(INDIANAPOLIS) - The debate over habitual traffic offenders getting back on the road on mopeds will continue this morning in the Indiana Supreme Court.
Sandra Chapman, of WTHR, reports that it's a case creating confusion for both police and suspended drivers.
The debate: Is it a motor vehicle, or simply a motorized bike? For suspended drivers who get caught driving one, it could mean going to jail.
"It's 49cc, less than 2 horsepower, maximum speed of 25 mph on a level ground, and that's it. If you're doing 26 miles per hour, you're busted," said Mike Tockey, a well known westside moped dealer who has pushed for tougher laws.
Tockey believes 26 mph is the cut-off speed for enforcement.
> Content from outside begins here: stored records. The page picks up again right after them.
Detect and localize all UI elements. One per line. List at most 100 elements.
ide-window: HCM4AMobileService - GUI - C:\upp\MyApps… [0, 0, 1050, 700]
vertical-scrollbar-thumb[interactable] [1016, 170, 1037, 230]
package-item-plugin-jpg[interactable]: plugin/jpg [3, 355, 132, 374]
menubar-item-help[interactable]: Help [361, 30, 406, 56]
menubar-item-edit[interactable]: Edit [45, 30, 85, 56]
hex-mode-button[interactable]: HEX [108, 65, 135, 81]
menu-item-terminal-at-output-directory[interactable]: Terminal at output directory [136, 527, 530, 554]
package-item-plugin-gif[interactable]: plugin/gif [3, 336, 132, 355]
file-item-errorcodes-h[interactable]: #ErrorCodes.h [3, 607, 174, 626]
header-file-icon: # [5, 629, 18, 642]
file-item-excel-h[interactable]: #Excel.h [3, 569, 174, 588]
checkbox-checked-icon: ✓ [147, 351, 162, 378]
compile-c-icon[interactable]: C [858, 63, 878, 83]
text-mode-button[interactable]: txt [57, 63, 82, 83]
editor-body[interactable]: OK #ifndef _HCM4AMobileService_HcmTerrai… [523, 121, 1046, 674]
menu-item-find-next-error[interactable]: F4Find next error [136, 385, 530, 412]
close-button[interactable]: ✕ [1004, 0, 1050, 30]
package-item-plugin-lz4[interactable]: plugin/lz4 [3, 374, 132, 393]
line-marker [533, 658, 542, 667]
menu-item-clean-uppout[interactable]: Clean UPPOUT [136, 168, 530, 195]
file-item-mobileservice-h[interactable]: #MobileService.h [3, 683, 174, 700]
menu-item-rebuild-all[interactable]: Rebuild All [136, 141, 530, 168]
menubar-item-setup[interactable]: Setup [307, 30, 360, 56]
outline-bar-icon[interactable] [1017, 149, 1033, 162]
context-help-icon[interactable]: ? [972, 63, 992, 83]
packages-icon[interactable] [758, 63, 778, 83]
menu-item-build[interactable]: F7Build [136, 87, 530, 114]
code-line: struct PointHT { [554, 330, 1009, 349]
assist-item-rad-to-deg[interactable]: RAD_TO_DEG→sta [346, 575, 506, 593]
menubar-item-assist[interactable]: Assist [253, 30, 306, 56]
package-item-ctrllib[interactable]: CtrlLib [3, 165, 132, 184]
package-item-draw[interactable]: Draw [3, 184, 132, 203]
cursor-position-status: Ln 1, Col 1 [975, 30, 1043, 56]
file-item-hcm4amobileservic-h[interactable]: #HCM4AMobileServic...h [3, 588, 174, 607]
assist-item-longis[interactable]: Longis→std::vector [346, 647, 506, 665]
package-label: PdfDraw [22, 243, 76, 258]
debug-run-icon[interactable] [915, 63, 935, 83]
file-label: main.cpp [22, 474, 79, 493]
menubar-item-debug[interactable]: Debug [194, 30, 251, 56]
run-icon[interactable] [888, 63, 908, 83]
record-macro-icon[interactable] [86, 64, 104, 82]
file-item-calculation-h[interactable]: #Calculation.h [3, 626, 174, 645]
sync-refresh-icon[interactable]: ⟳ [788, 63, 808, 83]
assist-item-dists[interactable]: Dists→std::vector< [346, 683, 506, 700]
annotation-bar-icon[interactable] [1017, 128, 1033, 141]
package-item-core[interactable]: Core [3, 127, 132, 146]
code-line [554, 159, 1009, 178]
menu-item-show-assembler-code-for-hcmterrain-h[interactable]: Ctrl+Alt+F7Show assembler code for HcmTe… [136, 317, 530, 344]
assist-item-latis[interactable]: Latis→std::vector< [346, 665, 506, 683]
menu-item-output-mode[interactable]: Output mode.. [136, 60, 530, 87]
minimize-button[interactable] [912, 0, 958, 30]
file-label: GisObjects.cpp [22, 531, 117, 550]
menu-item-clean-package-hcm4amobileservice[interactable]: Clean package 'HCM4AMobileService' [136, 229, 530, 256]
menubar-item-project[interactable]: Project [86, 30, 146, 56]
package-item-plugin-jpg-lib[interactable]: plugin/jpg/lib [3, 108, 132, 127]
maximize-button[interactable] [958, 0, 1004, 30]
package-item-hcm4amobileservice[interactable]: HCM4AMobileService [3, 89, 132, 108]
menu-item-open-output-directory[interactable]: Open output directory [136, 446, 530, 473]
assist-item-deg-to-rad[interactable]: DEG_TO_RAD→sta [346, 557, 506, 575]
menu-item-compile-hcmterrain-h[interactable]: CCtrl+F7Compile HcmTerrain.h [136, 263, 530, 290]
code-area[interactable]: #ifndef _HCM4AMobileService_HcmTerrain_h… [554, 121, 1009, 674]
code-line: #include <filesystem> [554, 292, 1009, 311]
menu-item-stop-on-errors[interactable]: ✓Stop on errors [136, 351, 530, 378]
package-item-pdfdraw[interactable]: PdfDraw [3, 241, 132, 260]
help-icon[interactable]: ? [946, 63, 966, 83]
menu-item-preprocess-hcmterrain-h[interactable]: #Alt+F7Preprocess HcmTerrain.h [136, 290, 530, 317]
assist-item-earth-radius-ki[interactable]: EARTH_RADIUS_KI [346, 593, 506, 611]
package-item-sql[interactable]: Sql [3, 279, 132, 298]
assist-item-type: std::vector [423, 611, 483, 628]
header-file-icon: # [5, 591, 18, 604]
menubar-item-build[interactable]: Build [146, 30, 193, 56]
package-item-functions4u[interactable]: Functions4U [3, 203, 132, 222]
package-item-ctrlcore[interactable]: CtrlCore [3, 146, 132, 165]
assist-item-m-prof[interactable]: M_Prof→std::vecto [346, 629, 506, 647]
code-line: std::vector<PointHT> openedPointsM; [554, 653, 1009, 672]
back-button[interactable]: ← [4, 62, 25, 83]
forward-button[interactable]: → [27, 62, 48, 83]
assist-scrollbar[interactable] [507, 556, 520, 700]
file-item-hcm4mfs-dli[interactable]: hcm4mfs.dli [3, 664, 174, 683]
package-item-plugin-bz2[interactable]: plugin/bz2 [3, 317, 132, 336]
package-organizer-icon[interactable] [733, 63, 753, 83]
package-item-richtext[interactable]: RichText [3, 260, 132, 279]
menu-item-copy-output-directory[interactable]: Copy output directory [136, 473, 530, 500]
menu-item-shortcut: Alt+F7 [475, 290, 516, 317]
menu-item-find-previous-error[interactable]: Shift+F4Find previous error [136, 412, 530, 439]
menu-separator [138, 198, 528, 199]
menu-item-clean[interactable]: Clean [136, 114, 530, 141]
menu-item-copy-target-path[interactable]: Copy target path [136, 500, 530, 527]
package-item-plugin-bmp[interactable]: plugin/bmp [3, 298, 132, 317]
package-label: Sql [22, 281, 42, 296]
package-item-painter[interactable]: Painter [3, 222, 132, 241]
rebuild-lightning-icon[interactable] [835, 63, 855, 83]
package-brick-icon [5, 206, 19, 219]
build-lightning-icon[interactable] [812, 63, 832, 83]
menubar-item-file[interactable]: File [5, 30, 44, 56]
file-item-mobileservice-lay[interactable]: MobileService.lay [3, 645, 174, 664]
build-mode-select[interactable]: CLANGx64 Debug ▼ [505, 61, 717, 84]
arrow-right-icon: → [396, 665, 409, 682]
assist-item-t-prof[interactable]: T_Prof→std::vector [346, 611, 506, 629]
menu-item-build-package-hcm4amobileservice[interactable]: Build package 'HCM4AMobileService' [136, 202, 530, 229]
But not so fast. Police agencies across the state often interpret the law differently.
Just ask John Smith, who readily admits he's been stopped on his moped.
"Yeah, about ten times. I've been stopped on it a lot. I tell them that my license is suspended. They read the VIN numbers. As long as it don't come back stolen, they're like, you're fine. As long as it ain't over 50cc and above," Smith said, explaining how police allow him to continue driving the moped.
That's what Michael Lock thought too. Today his case will be argued before the Indiana Supreme Court.
In 2009, he was arrested and convicted of driving while suspended after a State Trooper caught him and his 49cc Yamaha Zuma topping 43 mph on U.S. Highway 24.
But last year, the Indiana Court of Appeals overturned his conviction.
Judge Melissa May writes:
"Lock argues the State did not prove he operated a motor vehicle, because his Zuma is a motorized bicycle, which...is exempt...We agree the State did not prove the Zuma was a motor vehicle, however, neither does the record before us permit us to hold the Zuma is a motorized bicycle."
The problem is Indiana's law. It's unclear and outdated.
Indiana lawmakers had a chance to clarify the law this past session, but didn't get it done. The bill died during the final days of the session in conference committee. That means Indiana law still remains very unclear about what suspended drivers can or cannot put on the road.
"In most every instance the bikes are faster than the law allows and the police are not enforcing it," added Tockey.
The proposed changes did include a change in speeds, allowing the mopeds to travel as fast as 30 mph.
It would have also required insurance and all mopeds to be registered and plated through the BMV, just like motorcycles.
And the term "motorized bicycle" would have been changed to moped, reducing some of the confusion.
State Supreme Court arguments begin at 9:30 am.